A Song of the Angels' Souls

155. Bidadari Itu 2



155. Bidadari Itu 2

0Lyra buru-buru melepas tangan Rava dari perutnya, kemudian melangkah cepat untuk memasuki rumah. Tak mau tinggal diam, Rava menangkap tangan bidadarinya itu.     
0

"Ini nggak adil, Lyra," ucap Rava dengan bibir bergetar, tak percaya akan apa yang baru didengarnya. "Kamu udah bikin aku menyayangi kamu, kenapa kamu malah begini? Aku nggak akan terima, Lyra."     

Bidadari itu menepis tangan Rava, kemudian menatap lekat-lekat tuannya itu dengan air mata yang mulai menetes. Perlahan, bibirnya menyunggingkan senyum tipis. Senyum kedua yang Rava pernah lihat dari bidadari itu.     

"Kemarin-kemarin, anggap saja aku sedang sakit jiwa, Rava. Pokoknya, lebih baik kita sudahi saja semua ini sebelum kita terjerumus makin dalam," terang Lyra dengan bibir yang bergetar.     

Rava menggeleng-gelengkan kepala. Matanya mulai panas dan berair. "Jelaskan dulu, kenapa kamu begini?"     

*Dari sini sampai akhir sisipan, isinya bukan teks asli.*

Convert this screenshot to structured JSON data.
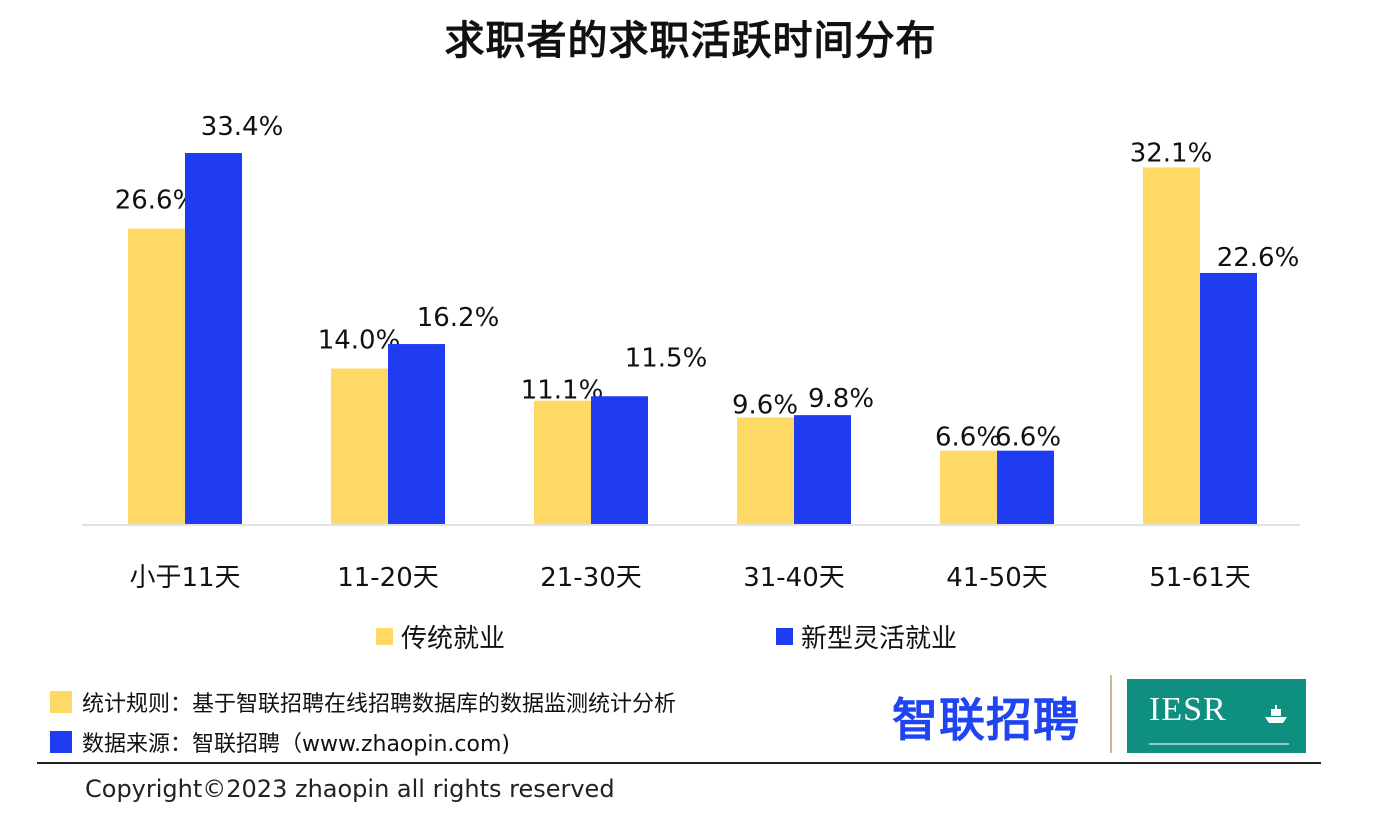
{
  "colors": {
    "traditional": "#ffd966",
    "flexible": "#1f3cf0",
    "axis": "#d9d9d9"
  },
  "legend": {
    "traditional": "传统就业",
    "flexible": "新型灵活就业"
  },
  "notes": {
    "rule": "统计规则：基于智联招聘在线招聘数据库的数据监测统计分析",
    "source": "数据来源：智联招聘（www.zhaopin.com)"
  },
  "logos": {
    "zhaopin": "智联招聘",
    "iesr": "IESR"
  },
  "copyright": "Copyright©2023 zhaopin all rights reserved",
  "chart_data": {
    "type": "bar",
    "title": "求职者的求职活跃时间分布",
    "categories": [
      "小于11天",
      "11-20天",
      "21-30天",
      "31-40天",
      "41-50天",
      "51-61天"
    ],
    "series": [
      {
        "name": "传统就业",
        "values": [
          26.6,
          14.0,
          11.1,
          9.6,
          6.6,
          32.1
        ],
        "labels": [
          "26.6%",
          "14.0%",
          "11.1%",
          "9.6%",
          "6.6%",
          "32.1%"
        ]
      },
      {
        "name": "新型灵活就业",
        "values": [
          33.4,
          16.2,
          11.5,
          9.8,
          6.6,
          22.6
        ],
        "labels": [
          "33.4%",
          "16.2%",
          "11.5%",
          "9.8%",
          "6.6%",
          "22.6%"
        ]
      }
    ],
    "ylim": [
      0,
      33.4
    ],
    "grid": false,
    "legend_position": "bottom"
  }
}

Bergerak pelan, Lyra membelakangi tuannya lagi. "Tidak ada yang perlu dijelaskan. Cintaku kepadamu itu hanya ilusi."     

Seketika saja, Rava tak bisa berkata-kata. Sendi-sendinya seolah membeku, membuatnya tak bisa bergerak. Ia hanya bisa melihat bidadarinya itu menjauh.     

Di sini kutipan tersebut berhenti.